The intellectual property office of each designated country then has 12 or 18 months (under the Madrid Protocol) to grant or refuse in the international registration and communicate its decision to the trademark owner. Fixed examination periods make the application examination process predictable and, in some cases, less lengthy.
Madrid Protocol: The Madrid system for the international registration of trademarks provides one single and cost-effective procedure for the registration of a mark in several territories. At present, there are 91 countries which are members of the Madrid protocol. India has joined the Madrid protocol with effect from 8th July 2013.
Advantages of filing an International Application under Madrid Protocol:
1. Lowers costs compared to individual foreign filings
2. Managing renewals, change in address, change in ownership is easier and more cost-effective
3. Additional countries may be designed at a later stage.

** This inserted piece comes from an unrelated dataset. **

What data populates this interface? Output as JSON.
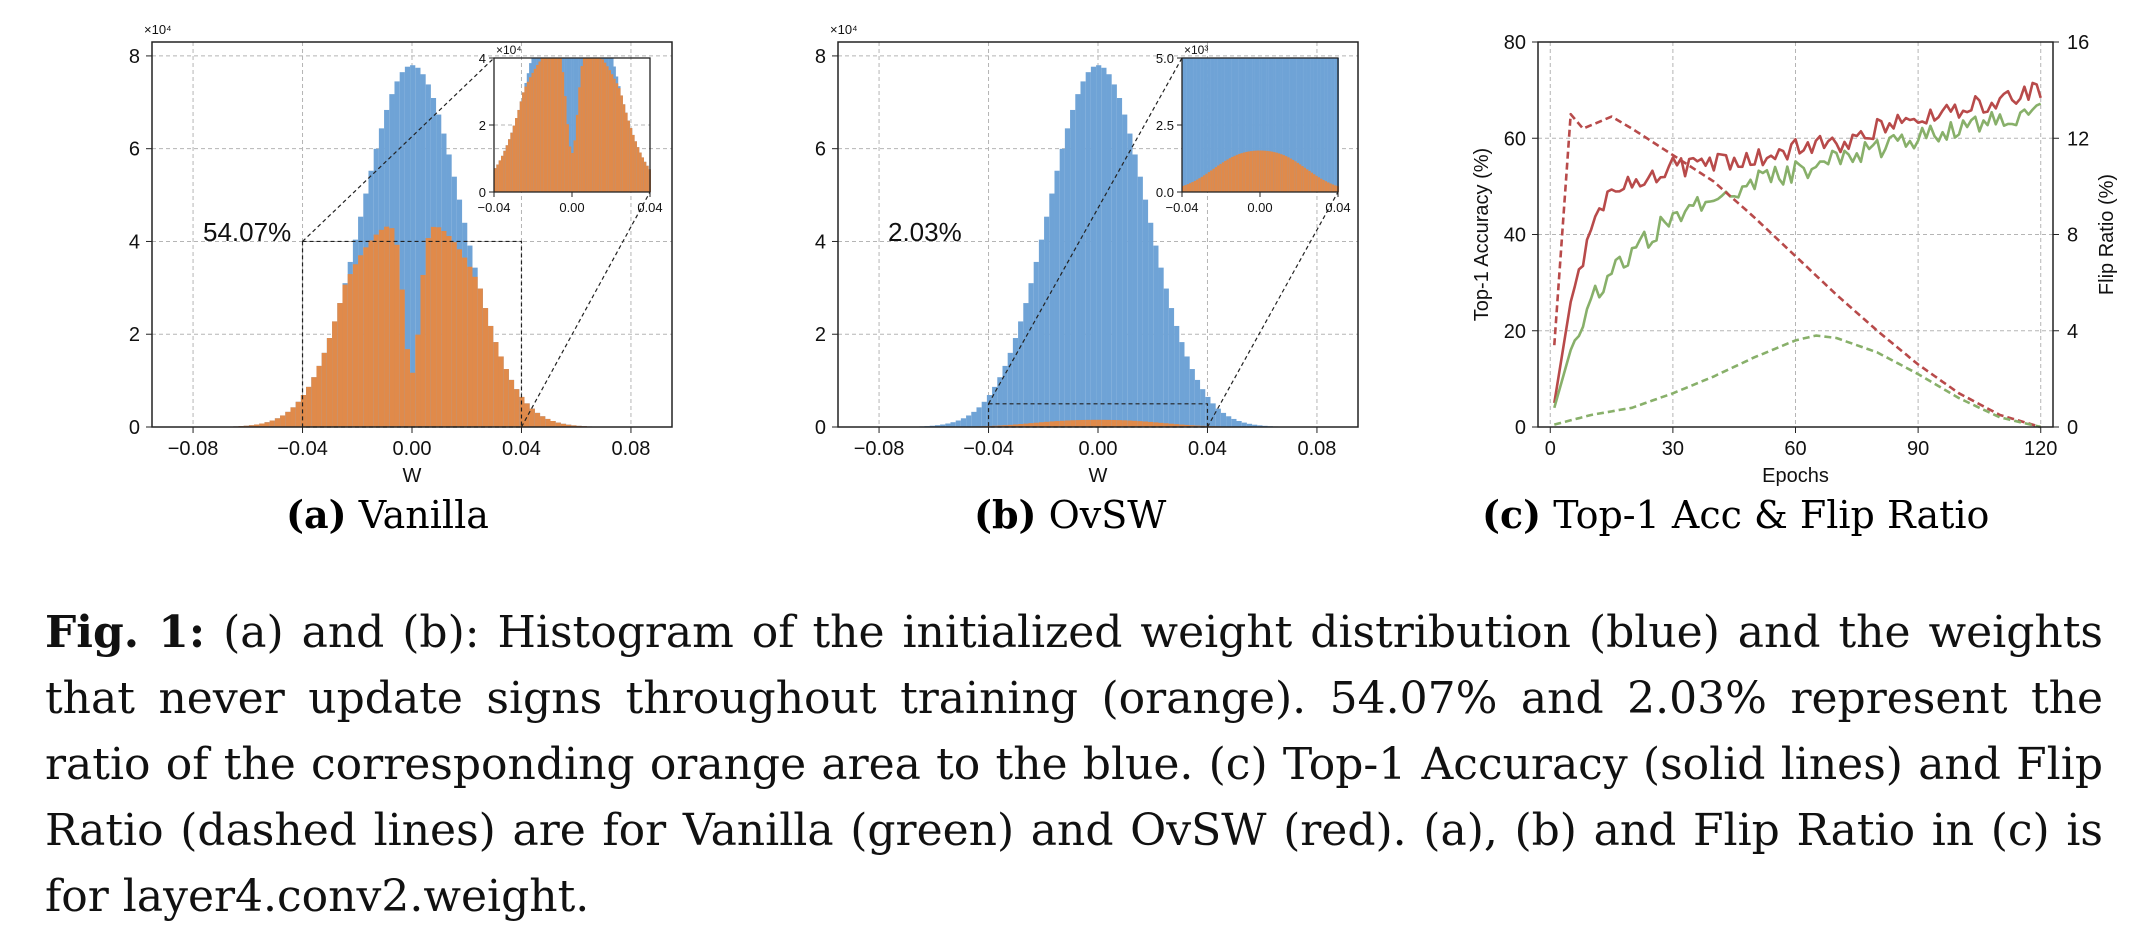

The fees payable in connection with an application for international registration comprise: In a single international application under the Madrid protocol, several countries may be designated which are members of this system. The fees will depend based on the number of classes and countries designated.
The fee required is generally the basic fee, a complementary fee for each contracting party (for certain Contracting Parties, the complementary fee is replaced by an “individual fee”) and a supplementary fee for each class of goods and services in excess of three.